I have recently started reading about SVD. If factorization of a matrix $A$ is required, we calculate the eigenvectors of $AA^T$ and $A^TA$ and they become the column vectors of $U$ and $V$ matrices correspondingly. The $\Sigma$ matrix is filled with square roots of the eigenvalues. Now we find that the eigenvalues of $AA^T$ and $A^TA$ are the same. We also find that the obtained eigenvectors are orthogonal to each other.
Question 1:
Why are the eigenvalues of $AA^T$ and $A^TA$ the same?
Question 2:
Are eigenvectors for a matrix always orthogonal? If yes, why? If not, why are they orthogonal here?

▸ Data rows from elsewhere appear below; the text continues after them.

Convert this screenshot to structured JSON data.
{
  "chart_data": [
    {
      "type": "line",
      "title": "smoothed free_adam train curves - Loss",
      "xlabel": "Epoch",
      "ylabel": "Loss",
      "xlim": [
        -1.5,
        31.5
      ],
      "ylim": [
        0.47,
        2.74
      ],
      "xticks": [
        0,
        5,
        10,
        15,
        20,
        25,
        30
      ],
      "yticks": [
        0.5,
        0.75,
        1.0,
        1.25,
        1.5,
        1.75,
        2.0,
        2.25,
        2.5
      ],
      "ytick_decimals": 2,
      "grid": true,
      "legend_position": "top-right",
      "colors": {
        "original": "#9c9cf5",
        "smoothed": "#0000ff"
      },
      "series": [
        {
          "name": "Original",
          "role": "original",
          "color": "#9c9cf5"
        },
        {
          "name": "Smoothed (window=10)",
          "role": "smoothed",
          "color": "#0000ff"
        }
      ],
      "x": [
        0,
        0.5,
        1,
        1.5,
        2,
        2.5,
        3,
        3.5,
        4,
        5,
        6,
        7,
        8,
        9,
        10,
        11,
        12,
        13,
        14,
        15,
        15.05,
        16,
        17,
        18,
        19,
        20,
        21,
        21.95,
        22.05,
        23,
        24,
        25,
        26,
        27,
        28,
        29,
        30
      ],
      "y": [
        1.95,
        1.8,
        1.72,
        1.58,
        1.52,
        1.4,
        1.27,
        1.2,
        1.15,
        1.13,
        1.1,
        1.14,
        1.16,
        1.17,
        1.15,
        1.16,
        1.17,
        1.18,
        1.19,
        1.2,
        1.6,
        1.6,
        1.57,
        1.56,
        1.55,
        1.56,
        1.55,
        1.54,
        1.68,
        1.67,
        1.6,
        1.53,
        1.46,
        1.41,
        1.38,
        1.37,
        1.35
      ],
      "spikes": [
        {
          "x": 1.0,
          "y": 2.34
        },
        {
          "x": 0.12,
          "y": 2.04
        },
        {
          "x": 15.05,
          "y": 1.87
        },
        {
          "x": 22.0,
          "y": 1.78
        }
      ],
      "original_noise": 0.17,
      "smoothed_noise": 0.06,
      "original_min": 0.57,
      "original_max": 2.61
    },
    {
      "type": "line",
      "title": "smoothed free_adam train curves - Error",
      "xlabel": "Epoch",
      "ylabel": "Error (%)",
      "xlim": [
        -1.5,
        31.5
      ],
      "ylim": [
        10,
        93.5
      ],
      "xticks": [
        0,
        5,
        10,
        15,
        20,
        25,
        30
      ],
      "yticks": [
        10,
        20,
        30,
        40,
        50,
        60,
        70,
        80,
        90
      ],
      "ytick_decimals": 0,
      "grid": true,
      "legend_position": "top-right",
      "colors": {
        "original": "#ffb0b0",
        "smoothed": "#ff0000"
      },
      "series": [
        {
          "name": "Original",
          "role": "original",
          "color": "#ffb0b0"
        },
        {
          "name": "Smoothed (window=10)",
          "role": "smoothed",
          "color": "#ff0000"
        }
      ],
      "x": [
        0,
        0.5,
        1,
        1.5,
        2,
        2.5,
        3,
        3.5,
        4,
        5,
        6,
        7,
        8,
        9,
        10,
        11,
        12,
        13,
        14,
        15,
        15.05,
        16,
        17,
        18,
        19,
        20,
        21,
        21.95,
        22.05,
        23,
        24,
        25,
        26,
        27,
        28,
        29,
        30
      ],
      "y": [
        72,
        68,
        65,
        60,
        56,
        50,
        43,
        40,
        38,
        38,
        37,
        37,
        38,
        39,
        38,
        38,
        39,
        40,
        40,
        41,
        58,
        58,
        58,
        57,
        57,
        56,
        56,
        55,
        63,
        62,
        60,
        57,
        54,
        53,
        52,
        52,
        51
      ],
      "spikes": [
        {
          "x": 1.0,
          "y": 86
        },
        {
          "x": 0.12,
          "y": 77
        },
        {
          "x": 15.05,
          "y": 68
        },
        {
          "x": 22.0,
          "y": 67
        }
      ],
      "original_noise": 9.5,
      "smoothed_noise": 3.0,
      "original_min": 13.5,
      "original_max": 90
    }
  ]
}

PS - I'm new to Lin-Al, so it would be really helpful if the explanations are intuitive.
(1) Let $A$, $B$ any two matrices, and $\lambda \ne 0$ an eigenvalue of $AB$, with eigenvector $x$, say. Then $ABx = \lambda x$, and $Bx \ne 0$ (as $\lambda \ne 0$). We have $BA(Bx) = B(ABx) = \lambda Bx$, so $Bx$ is an eigenvector for $BA$ with eigenvalue $\lambda$, that is, if we denote by $\sigma(AB)$ the set of eigenvalues of $AB$: $$ \sigma(AB) -\{0\} \subseteq \sigma(BA) $$ and by symmetry of our argument $$ \sigma(AB) - \{0\} = \sigma(BA) - \{0\} $$ Note that for $0$ this need not hold: For $A = B^t = (0 \, 1)$, we have $AB = 1$, so $AB$ does not have $0$ as an eigenvalue, but $BA = \binom{0\,0}{0\, 1}$ has. So in your case, the non-zero eigenvalues of $AA^t$ and $A^t A$ are the same.
(2) No, eigenvectors of general matrices needn't be orthogonal, but eigenvectors to different eigenvalues of real, symmetric matrices must. So let $B = B^t$ be a real, symmetric matrix, $Bx = \lambda x$, $By = \mu y$, with $\lambda, \mu \in \mathbb R$ eigenvalues and $x,y \ne 0$ eigenvectors of $B$. Then we have \begin{align*} \def\sp#1{\left<#1\right>}\lambda\sp{x,y} &= \sp{\lambda x,y} \\ &= \sp{Bx,y}\\ &= \sp{x,B^ty}\\ &= \sp{x,By}\\ &= \mu\sp{x,y}\\ \iff (\lambda-\mu)\sp{x,y} &= 0 \end{align*} As $\lambda \ne \mu$, we have $\sp{x,y} = 0$.